During the Civil War she served as a nurse at Port Royal, South Carolina. She lobbied (unsuccessfully at first) for President Abraham Lincoln to form the first regiment of black soldiers. She served as an armed scout and spy in the Union Army, without pay. After the war she worked to secure a higher quality of life for emancipated black Americans, fought for her own pension from the US government, joined in the suffragist fight to secure the vote for women, and gave her time to her African Methodist Episcopal Church congregation in Auburn, New York.
If you ask an American for one fact about John Brown, they might know about the failed raid on Harpers Ferry and the role it played in sparking the Civil War. If you ask about Harriet Tubman, they’ll probably know something about the Underground Railroad.
But when I think about these two stubborn, radical, prophetic friends and the world they both wanted, I think about a plantation raid that Tubman led on Combahee Ferry in South Carolina, three and a half years after Brown’s execution.
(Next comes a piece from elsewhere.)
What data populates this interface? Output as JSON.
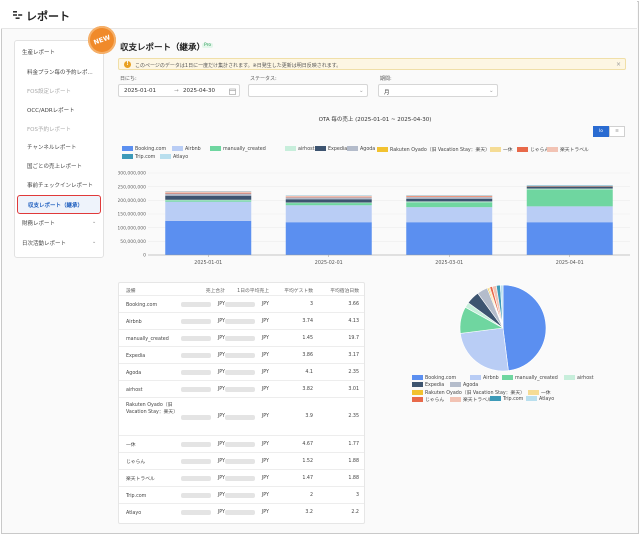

The raid took place on June 1 and 2, 1863, five months after the Emancipation Proclamation, when word had still not reached many people living under South Carolina’s slave regime. Tubman was joined that day by the Union’s Colonel James Montgomery, a Midwestern abolitionist radical who had once fought alongside John Brown and had even planned a raid to rescue Brown while he was awaiting trial in Virginia. In fact, Tubman later told a biographer she would only agree to lead the raid if Montgomery was appointed commander of the expedition:
Gen. Hunter asked her at one time if she would go with several gunboats up the Combahee River, the object of the expedition being to take up the torpedoes placed by the rebels in the river, to destroy railroads and bridges, and to cut off supplies from the rebel troops. She said she would go if Col. Montgomery was to be appointed commander of the expedition. Col. Montgomery was one of John Brown’s men, and was well known to Harriet.
On the day the raid began, Tubman guided Union gunships through the swampy lowlands, relying on the same practical knowledge she had used to navigate Maryland’s Eastern Shore along the Underground Railroad. Through word of mouth and covert operations, she had learned the location of Confederate torpedoes along the Combahee River.